[Haskell] ANNOUNCE: The Fibon benchmark suite (v0.2.0)

Jason Dagit dagit at codersbase.com
Tue Nov 9 20:58:25 EST 2010

On Tue, Nov 9, 2010 at 5:47 PM, David Peixotto <dmp at rice.edu> wrote:

> On Nov 9, 2010, at 3:45 PM, Jason Dagit wrote:
> I have a few questions:
>   * What differentiates fibon from criterion?  I see both use the
> statistics package.
> I think the two packages have different benchmarking targets.
> Criterion allows you to easily test individual functions and gives some
> help with benchmarking in the presence of lazy evaluation. If some code does
> not execute for a long time it will run it multiple times to get sensible
> timings. Criterion does a much more sophisticated statistical analysis of
> the results, but I hope to incorporate that into the Fibon analysis in the
> future.
> Fibon is a more traditional benchmarking suite like SPEC or nofib. My
> interest is using it to test compiler optimizations. It can only benchmark
> at the whole program level by running an executable. It checks that the
> program produces the correct output, can collect extra metrics generated by
> the program, separates collecting results from analyzing results, and
> generates tables directly comparing the results from different benchmark
> runs.
>   * Does it track memory statistics?  I glanced at the FAQ but didn't see
> anything about it.
> Yes, it can read memory statistics dumped by the GHC runtime. It has built
> in support for reading the stats dumped by `+RTS -t --machine-readable`
> which includes things like bytes allocated and time spent in GC.

Oh, I see.  In that case, it's more similar to darcs-benchmark.  Except that
darcs-benchmark is tailored specifically at benchmarking darcs.  Where they
overlap is parsing the RTS statistics, running the whole program, and
tabular reports.  Darcs-benchmark adds to that an embedded DSL for
specifying operations to do on the repository between benchmarks (and
translating those operations to runnable shell snippets).

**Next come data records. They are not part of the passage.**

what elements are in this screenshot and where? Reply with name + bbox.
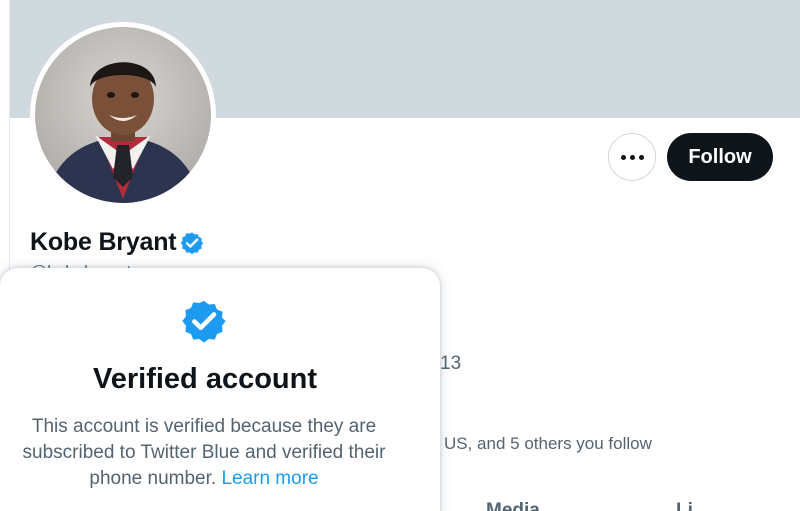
verified-badge-icon[interactable]	[180, 231, 204, 255]
tab-media[interactable]: Media	[486, 500, 540, 511]
more-horizontal-icon-dot	[629, 154, 635, 160]
popover-body-line: subscribed to Twitter Blue and verified …	[22, 442, 386, 463]
learn-more-link[interactable]: Learn more	[221, 468, 318, 489]
display-name: Kobe Bryant	[30, 228, 177, 256]
more-horizontal-icon-dot	[620, 154, 626, 160]
more-horizontal-icon-dot	[638, 154, 644, 160]
profile-avatar[interactable]	[30, 22, 216, 208]
popover-body-text: phone number.	[89, 468, 217, 489]
followers-you-know[interactable]: US, and 5 others you follow	[444, 434, 652, 454]
verified-account-popover: Verified account This account is verifie…	[0, 268, 440, 511]
more-options-button[interactable]	[608, 133, 656, 181]
popover-title: Verified account	[92, 363, 317, 395]
popover-body: This account is verified because they ar…	[0, 414, 408, 492]
profile-name-row: Kobe Bryant	[30, 228, 204, 257]
profile-page: Follow Kobe Bryant @kobebryant 13 US, an…	[0, 0, 800, 511]
profile-tabs-fragment: Media Li	[486, 500, 786, 511]
popover-body-line: This account is verified because they ar…	[31, 416, 377, 437]
follow-button[interactable]: Follow	[667, 133, 773, 181]
verified-badge-icon	[182, 300, 226, 343]
profile-photo	[35, 27, 211, 203]
popover-body-line-3: phone number. Learn more	[0, 466, 408, 492]
joined-date-fragment: 13	[440, 353, 462, 374]
tab-likes[interactable]: Li	[676, 500, 693, 511]
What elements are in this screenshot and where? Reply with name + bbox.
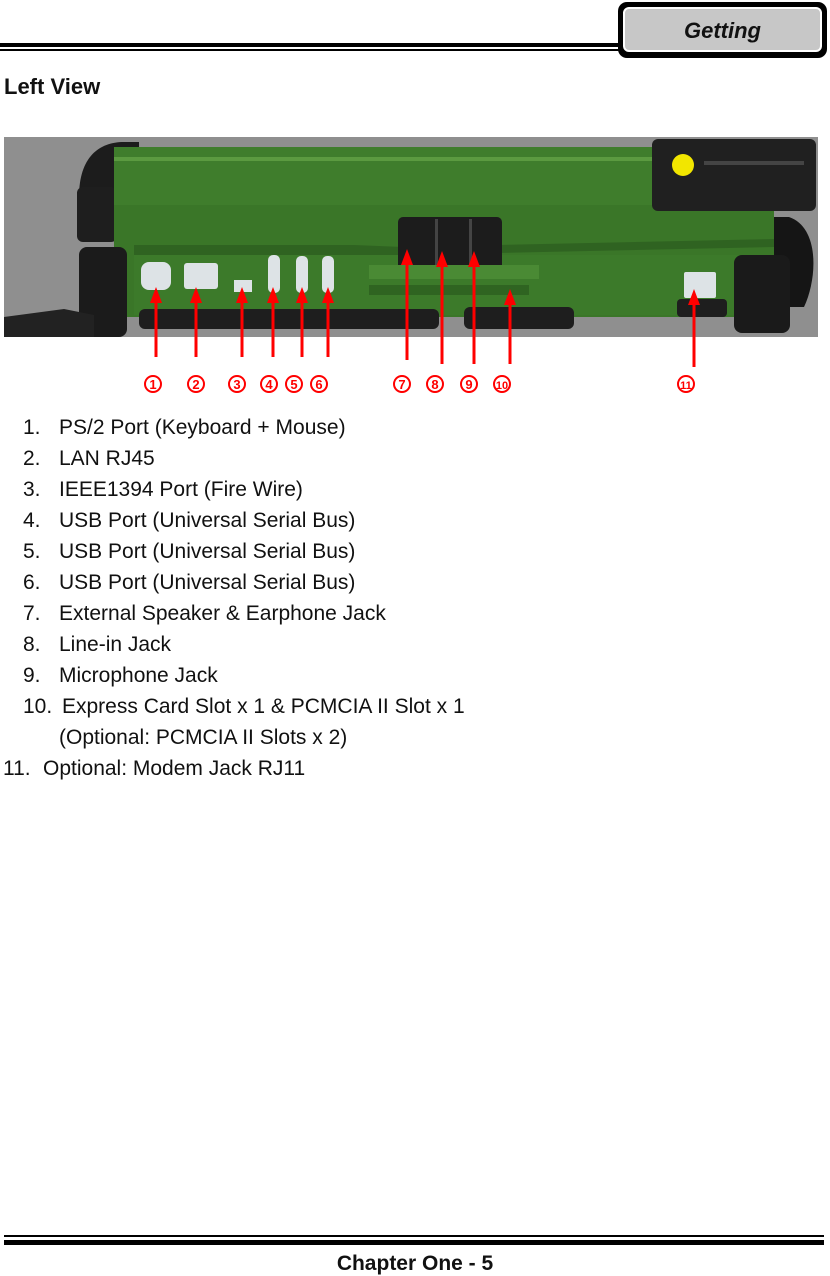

I wonder if Fibon and darcs-benchmark could share common infrastructure
beyond the statistics package.  It sure sounds like it to me.  Perhaps some
collaboration is in order.

>   * Are the numbers in the sample output seconds or milliseconds?  What is
> the stddev (eg., what does the distribution of run-times look like)?
> I'm not sure which results you are referring to exactly (the numbers in the
> announcement were lines of code). I picked benchmarks that all ran for at
> least a second (and hopefully longer) with compiler optimizations enabled.
> On an 8-core Xeon, the median time over all benchmarks is 8.43 seconds, mean
> time is 12.57 seconds and standard deviation is 14.56 seconds.

I probably read your email too fast, sorry.  Thanks for the clarification.